Film review: Selma
Starring: David Oyelowo, Carmen Ejogo, Tim Roth, Lorraine Toussaint
Director: Ava DuVernay
On July 2, 1964, the US Congress passed the Civil Rights Act outlawing discrimination based on race, colour, religion, sex, or national origin. Three months later, civil rights leader Martin Luther King Jnr was awarded the Nobel Peace Prize.
Ava DuVernay's Selma opens with King (David Oyelowo) and his wife Coretta (Carmen Ejogo) in Sweden, where all seemed right with the world. Very soon, however, a shocking scene involving four little girls, and a psychically painful one in which a black woman (Oprah Winfrey, who also co-produced) has impossible demands placed on her by a supercilious white male registrar, show there still were major obstacles to be overcome.

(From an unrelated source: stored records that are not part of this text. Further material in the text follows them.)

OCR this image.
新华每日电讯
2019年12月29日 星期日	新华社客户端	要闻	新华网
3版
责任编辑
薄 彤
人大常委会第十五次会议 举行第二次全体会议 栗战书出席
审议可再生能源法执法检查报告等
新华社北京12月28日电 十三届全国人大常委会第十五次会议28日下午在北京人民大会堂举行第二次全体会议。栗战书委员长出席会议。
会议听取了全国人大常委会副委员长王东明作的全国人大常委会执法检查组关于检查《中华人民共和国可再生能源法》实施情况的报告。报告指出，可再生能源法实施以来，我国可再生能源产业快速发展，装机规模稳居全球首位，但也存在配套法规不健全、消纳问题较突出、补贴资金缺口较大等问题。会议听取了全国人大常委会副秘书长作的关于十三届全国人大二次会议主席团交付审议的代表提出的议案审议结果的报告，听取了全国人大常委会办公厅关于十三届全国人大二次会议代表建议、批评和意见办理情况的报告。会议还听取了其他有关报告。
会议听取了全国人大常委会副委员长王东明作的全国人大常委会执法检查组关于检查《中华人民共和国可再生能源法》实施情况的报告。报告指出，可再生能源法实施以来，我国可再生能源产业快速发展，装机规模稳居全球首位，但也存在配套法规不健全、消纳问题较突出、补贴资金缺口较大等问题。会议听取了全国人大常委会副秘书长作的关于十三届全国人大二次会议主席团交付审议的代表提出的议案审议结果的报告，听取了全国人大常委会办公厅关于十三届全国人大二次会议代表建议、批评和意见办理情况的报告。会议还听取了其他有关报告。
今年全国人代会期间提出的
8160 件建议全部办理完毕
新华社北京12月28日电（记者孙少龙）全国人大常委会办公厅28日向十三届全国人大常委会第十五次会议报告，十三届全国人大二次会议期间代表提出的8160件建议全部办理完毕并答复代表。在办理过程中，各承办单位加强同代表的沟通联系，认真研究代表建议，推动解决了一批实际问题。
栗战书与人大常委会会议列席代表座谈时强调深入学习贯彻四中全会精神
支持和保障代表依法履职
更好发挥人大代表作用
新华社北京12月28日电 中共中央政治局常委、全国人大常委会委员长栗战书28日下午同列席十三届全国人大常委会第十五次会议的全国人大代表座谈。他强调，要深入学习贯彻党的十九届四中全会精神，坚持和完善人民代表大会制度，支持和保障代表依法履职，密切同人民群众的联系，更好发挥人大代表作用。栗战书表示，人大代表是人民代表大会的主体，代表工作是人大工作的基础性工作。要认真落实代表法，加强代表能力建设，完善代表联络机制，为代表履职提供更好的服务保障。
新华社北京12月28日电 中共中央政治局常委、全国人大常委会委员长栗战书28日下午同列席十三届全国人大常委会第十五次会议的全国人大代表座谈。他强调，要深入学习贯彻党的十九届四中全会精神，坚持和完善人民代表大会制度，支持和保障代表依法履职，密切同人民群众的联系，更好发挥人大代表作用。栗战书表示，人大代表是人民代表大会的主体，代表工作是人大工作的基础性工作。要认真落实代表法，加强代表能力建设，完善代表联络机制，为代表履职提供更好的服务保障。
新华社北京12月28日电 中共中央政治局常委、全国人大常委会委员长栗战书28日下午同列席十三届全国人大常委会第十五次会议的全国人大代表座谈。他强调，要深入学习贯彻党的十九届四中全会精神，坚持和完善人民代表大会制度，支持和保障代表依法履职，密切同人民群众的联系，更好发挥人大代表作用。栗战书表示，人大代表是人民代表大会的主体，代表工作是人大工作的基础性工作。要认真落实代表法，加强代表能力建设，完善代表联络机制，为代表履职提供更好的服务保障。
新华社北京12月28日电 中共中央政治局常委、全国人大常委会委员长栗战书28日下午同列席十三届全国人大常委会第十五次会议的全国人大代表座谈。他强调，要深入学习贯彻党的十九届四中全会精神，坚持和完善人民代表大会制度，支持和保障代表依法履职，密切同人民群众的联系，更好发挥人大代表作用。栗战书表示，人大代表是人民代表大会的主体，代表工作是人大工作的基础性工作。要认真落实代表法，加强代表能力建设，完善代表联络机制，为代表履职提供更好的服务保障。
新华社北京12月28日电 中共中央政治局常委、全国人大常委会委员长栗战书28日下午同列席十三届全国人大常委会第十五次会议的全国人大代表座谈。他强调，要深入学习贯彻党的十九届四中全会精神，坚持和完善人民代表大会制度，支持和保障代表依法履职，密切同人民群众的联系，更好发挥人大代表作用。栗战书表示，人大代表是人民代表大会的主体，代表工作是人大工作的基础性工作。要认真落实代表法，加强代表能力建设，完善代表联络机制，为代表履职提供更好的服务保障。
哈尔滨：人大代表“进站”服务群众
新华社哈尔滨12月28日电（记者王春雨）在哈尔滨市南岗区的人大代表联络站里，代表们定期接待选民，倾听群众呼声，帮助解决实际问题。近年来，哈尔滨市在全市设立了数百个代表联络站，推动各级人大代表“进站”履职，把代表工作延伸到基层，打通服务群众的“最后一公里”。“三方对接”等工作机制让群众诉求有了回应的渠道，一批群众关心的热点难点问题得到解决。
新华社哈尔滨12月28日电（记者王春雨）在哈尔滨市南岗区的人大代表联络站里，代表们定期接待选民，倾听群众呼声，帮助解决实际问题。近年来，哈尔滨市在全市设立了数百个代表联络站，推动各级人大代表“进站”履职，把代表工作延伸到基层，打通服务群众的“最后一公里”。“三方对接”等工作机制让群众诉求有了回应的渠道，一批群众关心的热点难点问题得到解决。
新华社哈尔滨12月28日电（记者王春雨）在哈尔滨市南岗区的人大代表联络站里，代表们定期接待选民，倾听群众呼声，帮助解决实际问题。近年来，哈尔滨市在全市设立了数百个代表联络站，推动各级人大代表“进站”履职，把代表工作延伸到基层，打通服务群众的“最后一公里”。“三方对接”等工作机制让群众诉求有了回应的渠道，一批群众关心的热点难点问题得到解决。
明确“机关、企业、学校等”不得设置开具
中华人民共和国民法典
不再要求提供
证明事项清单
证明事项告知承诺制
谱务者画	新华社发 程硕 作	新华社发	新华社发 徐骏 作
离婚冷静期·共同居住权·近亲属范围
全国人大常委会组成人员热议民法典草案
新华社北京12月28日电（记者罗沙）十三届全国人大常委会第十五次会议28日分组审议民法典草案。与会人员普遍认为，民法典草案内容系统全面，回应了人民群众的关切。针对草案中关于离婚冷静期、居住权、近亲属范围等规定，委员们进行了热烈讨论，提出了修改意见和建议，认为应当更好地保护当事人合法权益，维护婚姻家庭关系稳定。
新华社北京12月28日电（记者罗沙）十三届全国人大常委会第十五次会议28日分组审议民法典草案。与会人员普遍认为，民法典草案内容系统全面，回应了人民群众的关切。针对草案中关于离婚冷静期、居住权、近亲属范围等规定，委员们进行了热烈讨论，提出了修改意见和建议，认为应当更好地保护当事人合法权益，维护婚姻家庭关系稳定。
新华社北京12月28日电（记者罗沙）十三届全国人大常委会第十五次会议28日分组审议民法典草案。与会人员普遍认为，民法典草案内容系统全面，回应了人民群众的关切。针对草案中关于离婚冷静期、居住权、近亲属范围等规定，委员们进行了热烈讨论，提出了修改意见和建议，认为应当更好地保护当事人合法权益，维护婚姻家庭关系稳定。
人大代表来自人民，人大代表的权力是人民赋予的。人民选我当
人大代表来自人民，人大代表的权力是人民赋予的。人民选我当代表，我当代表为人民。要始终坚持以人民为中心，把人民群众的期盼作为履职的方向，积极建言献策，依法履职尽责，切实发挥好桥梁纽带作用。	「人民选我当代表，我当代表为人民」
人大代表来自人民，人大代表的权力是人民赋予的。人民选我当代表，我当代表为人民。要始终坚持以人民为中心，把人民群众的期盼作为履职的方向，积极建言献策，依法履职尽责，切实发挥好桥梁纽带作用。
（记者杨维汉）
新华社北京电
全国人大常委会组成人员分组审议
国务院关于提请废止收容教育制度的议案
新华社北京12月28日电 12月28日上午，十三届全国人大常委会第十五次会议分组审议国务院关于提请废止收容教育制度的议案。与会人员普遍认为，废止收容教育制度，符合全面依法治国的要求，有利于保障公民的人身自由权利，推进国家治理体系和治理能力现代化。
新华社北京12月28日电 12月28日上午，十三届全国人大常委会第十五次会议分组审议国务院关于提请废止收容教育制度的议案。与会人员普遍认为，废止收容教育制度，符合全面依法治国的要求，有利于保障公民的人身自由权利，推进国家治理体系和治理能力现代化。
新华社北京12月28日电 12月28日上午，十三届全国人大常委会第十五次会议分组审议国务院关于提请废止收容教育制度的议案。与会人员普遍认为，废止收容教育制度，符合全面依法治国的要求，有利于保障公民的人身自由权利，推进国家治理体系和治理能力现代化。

After getting little satisfaction from a meeting he had with President Lyndon B. Johnson (Tom Wilkinson) to discuss the issue of black people continuing to be denied their right to vote, King decides to accept the invitation of local black leaders to go to Selma, Alabama, to lead a dangerous campaign to secure genuine — not just legal — voting rights for a long-oppressed people.
Fifty years on, it's worth watching this astute dramatic snapshot of those tumultuous three months in 1965 that saw history being made.
More than just a Martin Luther King biopic, the first film ever to have him as a central character contains important messages that continue to resonate, and far beyond the US. Director DuVernay has crafted a cinematic work for the ages, with a magnificent performance from Oyelowo.